Como vemos, los enemigos interiores, nuestros deseos de tener, de placer y de poder, son los verdaderos obstáculos que debilitan o impiden nuestra capacidad de servicio. Se trata de nuestro miedo a perder lo que creemos que nos da la felicidad. Este miedo nos acompañará por mucho tiempo, quizá toda la vida; también Jesús, en Getsemaní, tuvo miedo a la muerte. Libres de temor (Lucas 1,74) no significa que no sintamos o no tengamos miedo, sino que no nos dejemos dominar ni paralizar por él.

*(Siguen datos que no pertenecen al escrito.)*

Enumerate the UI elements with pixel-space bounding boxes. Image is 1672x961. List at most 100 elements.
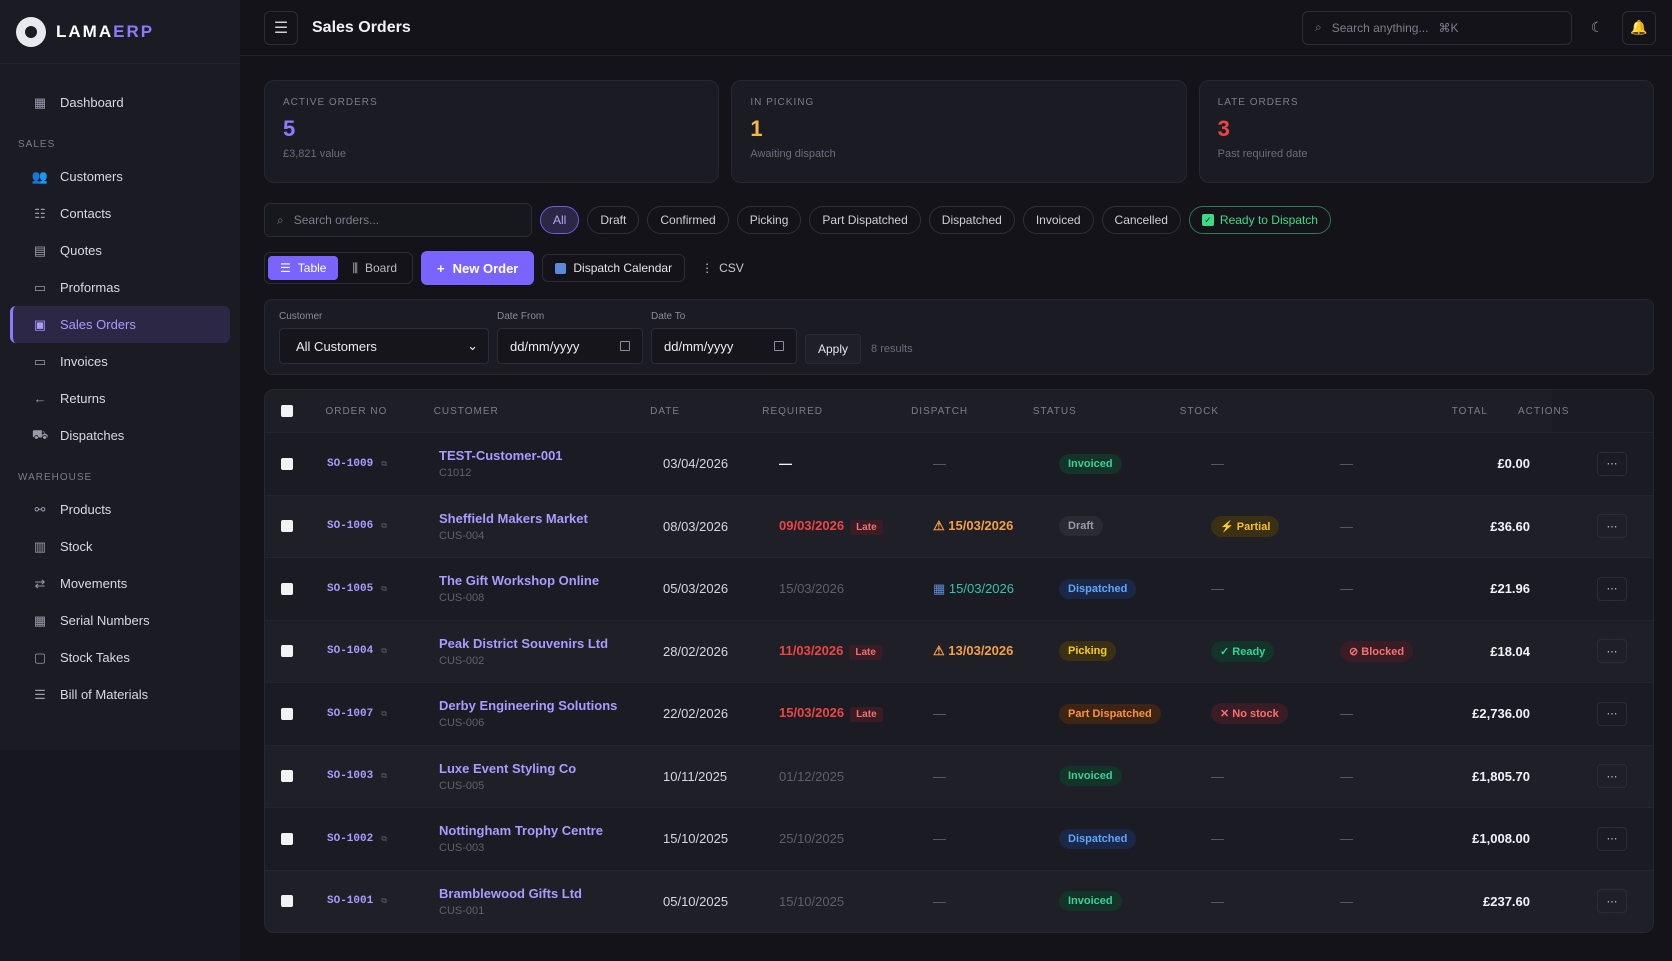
- row-actions-button[interactable]: ⋯: [1597, 889, 1627, 914]
- table-row[interactable]: SO-1001 ⧉ Bramblewood Gifts Ltd CUS-001 05…: [265, 869, 1653, 932]
- filter-chip-part-dispatched[interactable]: Part Dispatched: [809, 206, 921, 234]
- sidebar-item-stock-takes[interactable]: ▢ Stock Takes: [10, 639, 230, 676]
- table-row[interactable]: SO-1003 ⧉ Luxe Event Styling Co CUS-005 10…: [265, 744, 1653, 807]
- row-checkbox[interactable]: [265, 520, 327, 533]
- customer-link[interactable]: Bramblewood Gifts Ltd: [439, 885, 582, 901]
- customer-link[interactable]: TEST-Customer-001: [439, 448, 563, 464]
- copy-icon[interactable]: ⧉: [381, 458, 387, 468]
- order-number-link[interactable]: SO-1009: [327, 457, 374, 470]
- table-row[interactable]: SO-1004 ⧉ Peak District Souvenirs Ltd CUS-…: [265, 619, 1653, 682]
- sidebar-item-dispatches[interactable]: ⛟ Dispatches: [10, 417, 230, 454]
- filter-chip-invoiced[interactable]: Invoiced: [1022, 206, 1094, 234]
- date-from-input[interactable]: dd/mm/yyyy: [497, 328, 643, 364]
- brand[interactable]: LAMAERP: [0, 0, 240, 64]
- row-actions-button[interactable]: ⋯: [1597, 639, 1627, 664]
- header-stock[interactable]: STOCK: [1179, 405, 1220, 417]
- filter-chip-confirmed[interactable]: Confirmed: [647, 206, 729, 234]
- row-checkbox[interactable]: [265, 770, 327, 783]
- customer-link[interactable]: Derby Engineering Solutions: [439, 698, 618, 714]
- new-order-button[interactable]: + New Order: [421, 251, 535, 285]
- row-actions-button[interactable]: ⋯: [1597, 514, 1627, 539]
- filter-chip-cancelled[interactable]: Cancelled: [1101, 206, 1181, 234]
- filter-chip-picking[interactable]: Picking: [736, 206, 802, 234]
- order-search-input[interactable]: ⌕ Search orders...: [264, 203, 532, 237]
- customer-link[interactable]: Peak District Souvenirs Ltd: [439, 635, 609, 651]
- row-checkbox[interactable]: [265, 895, 327, 908]
- copy-icon[interactable]: ⧉: [381, 771, 387, 781]
- header-total[interactable]: TOTAL: [1451, 405, 1488, 417]
- copy-icon[interactable]: ⧉: [381, 708, 387, 718]
- customer-link[interactable]: Nottingham Trophy Centre: [439, 823, 603, 839]
- sidebar-item-stock[interactable]: ▥ Stock: [10, 528, 230, 565]
- row-checkbox[interactable]: [265, 645, 327, 658]
- theme-toggle-button[interactable]: ☾: [1580, 11, 1614, 45]
- order-number-link[interactable]: SO-1007: [327, 707, 374, 720]
- csv-export-button[interactable]: ⋮ CSV: [693, 261, 752, 275]
- apply-button[interactable]: Apply: [805, 334, 862, 364]
- table-row[interactable]: SO-1006 ⧉ Sheffield Makers Market CUS-004 …: [265, 494, 1653, 557]
- row-actions-button[interactable]: ⋯: [1597, 826, 1627, 851]
- date-to-input[interactable]: dd/mm/yyyy: [651, 328, 797, 364]
- copy-icon[interactable]: ⧉: [381, 646, 387, 656]
- row-checkbox[interactable]: [265, 707, 327, 720]
- header-date[interactable]: DATE: [650, 405, 681, 417]
- table-row[interactable]: SO-1002 ⧉ Nottingham Trophy Centre CUS-003…: [265, 807, 1653, 870]
- customer-select[interactable]: All Customers ⌄: [279, 328, 489, 364]
- row-actions-button[interactable]: ⋯: [1597, 576, 1627, 601]
- header-status[interactable]: STATUS: [1032, 405, 1077, 417]
- sidebar-item-sales-orders[interactable]: ▣ Sales Orders: [10, 306, 230, 343]
- copy-icon[interactable]: ⧉: [381, 521, 387, 531]
- row-actions-button[interactable]: ⋯: [1597, 764, 1627, 789]
- global-search-input[interactable]: ⌕ Search anything... ⌘K: [1302, 10, 1572, 45]
- dispatch-calendar-button[interactable]: Dispatch Calendar: [542, 254, 686, 282]
- header-dispatch[interactable]: DISPATCH: [911, 405, 969, 417]
- calendar-icon: ▢: [33, 649, 47, 665]
- table-view-button[interactable]: ☰ Table: [268, 256, 339, 280]
- customer-link[interactable]: The Gift Workshop Online: [439, 573, 600, 589]
- row-checkbox[interactable]: [265, 582, 327, 595]
- sidebar-item-proformas[interactable]: ▭ Proformas: [10, 269, 230, 306]
- notifications-button[interactable]: 🔔: [1622, 10, 1656, 45]
- sidebar-item-movements[interactable]: ⇄ Movements: [10, 565, 230, 602]
- customer-link[interactable]: Sheffield Makers Market: [439, 510, 588, 526]
- menu-button[interactable]: ☰: [264, 10, 298, 45]
- filter-chip-dispatched[interactable]: Dispatched: [928, 206, 1015, 234]
- header-customer[interactable]: CUSTOMER: [433, 405, 499, 417]
- sidebar-item-bill-of-materials[interactable]: ☰ Bill of Materials: [10, 676, 230, 713]
- order-number-link[interactable]: SO-1004: [327, 645, 374, 658]
- sidebar-item-products[interactable]: ⚯ Products: [10, 491, 230, 528]
- sidebar-item-returns[interactable]: ← Returns: [10, 380, 230, 417]
- customer-link[interactable]: Luxe Event Styling Co: [439, 760, 577, 776]
- table-row[interactable]: SO-1005 ⧉ The Gift Workshop Online CUS-008…: [265, 557, 1653, 620]
- order-number-link[interactable]: SO-1002: [327, 832, 374, 845]
- sidebar-item-invoices[interactable]: ▭ Invoices: [10, 343, 230, 380]
- sidebar-item-serial-numbers[interactable]: ▦ Serial Numbers: [10, 602, 230, 639]
- checkbox-icon: [281, 770, 293, 783]
- sidebar-item-contacts[interactable]: ☷ Contacts: [10, 195, 230, 232]
- copy-icon[interactable]: ⧉: [381, 583, 387, 593]
- board-view-button[interactable]: ⫼ Board: [340, 256, 409, 280]
- header-required[interactable]: REQUIRED: [762, 405, 824, 417]
- table-row[interactable]: SO-1007 ⧉ Derby Engineering Solutions CUS-…: [265, 682, 1653, 745]
- sidebar-item-quotes[interactable]: ▤ Quotes: [10, 232, 230, 269]
- header-order-no[interactable]: ORDER NO: [325, 405, 388, 417]
- order-number-link[interactable]: SO-1006: [327, 520, 374, 533]
- copy-icon[interactable]: ⧉: [381, 896, 387, 906]
- dashboard-icon: ▦: [33, 94, 47, 110]
- filter-chip-draft[interactable]: Draft: [587, 206, 640, 234]
- order-number-link[interactable]: SO-1003: [327, 770, 374, 783]
- sidebar-item-customers[interactable]: 👥 Customers: [10, 158, 230, 195]
- row-checkbox[interactable]: [265, 832, 327, 845]
- row-actions-button[interactable]: ⋯: [1597, 451, 1627, 476]
- table-row[interactable]: SO-1009 ⧉ TEST-Customer-001 C1012 03/04/20…: [265, 432, 1653, 495]
- row-checkbox[interactable]: [265, 457, 327, 470]
- filter-chip-all[interactable]: All: [540, 206, 580, 234]
- sidebar-item-dashboard[interactable]: ▦ Dashboard: [10, 84, 230, 121]
- order-date: 15/10/2025: [663, 831, 729, 847]
- row-actions-button[interactable]: ⋯: [1597, 701, 1627, 726]
- filter-chip-ready-to-dispatch[interactable]: ✓ Ready to Dispatch: [1188, 206, 1331, 234]
- order-number-link[interactable]: SO-1005: [327, 582, 374, 595]
- select-all-checkbox[interactable]: [265, 405, 325, 417]
- order-number-link[interactable]: SO-1001: [327, 895, 374, 908]
- copy-icon[interactable]: ⧉: [381, 833, 387, 843]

¿Cómo alcanzamos la libertad de nuestro miedo? Si ustedes se mantienen fieles a mi palabra, serán de veras mis discípulos; conocerán la verdad, y la verdad los hará libres (Jn 8,32). La palabra de Dios nos ilumina acerca de nuestra verdadera situación: nos muestra nuestra condición humana; pero nos asegura también, y sobre todo, que somos hijos amados de Dios; que Él se preocupa por nosotros; que Él tiene todo en su mano: aquiétense, y reconozcan que yo soy Dios (Salmo 46,11); y: en el asilo de tu presencia nos escondes (Salmo 30,20). Si escuchamos fielmente la palabra de Dios, como lo hacemos en la lectio divina, y si consentimos a su presencia y acción en nosotros, como lo hacemos en la oración centrante, el Señor se manifestará siempre más en nuestras vidas y en nuestra consciencia. Los miedos nos acompañarán; pero la presencia de Él es más fuerte. Esto nos permite cumplir su voluntad y hacer el servicio que Él nos pide. En vez de fijarnos en nuestro miedo, tengamos los ojos fijos en nuestro Señor que nos sale al encuentro en nuestro hermano necesitado, y que nos dirá – así lo esperamos – un día que todo lo que hicieron por uno de estos hermanos míos más humildes, por mí mismo lo hicieron (Mateo 25,40).
A medida que crecemos en el espíritu de servicio, habrá una transformación en nosotros. El evangelio la describe así: Ya no los llamo siervos, porque el siervo no sabe lo que hace su amo. Los llamo mis amigos, porque les he dado a conocer todo lo que mi Padre me ha dicho (Juan 15,15). Creciendo en el servicio creceremos también en la comprensión de la palabra de Dios, y nos convertiremos así en amigos del Señor.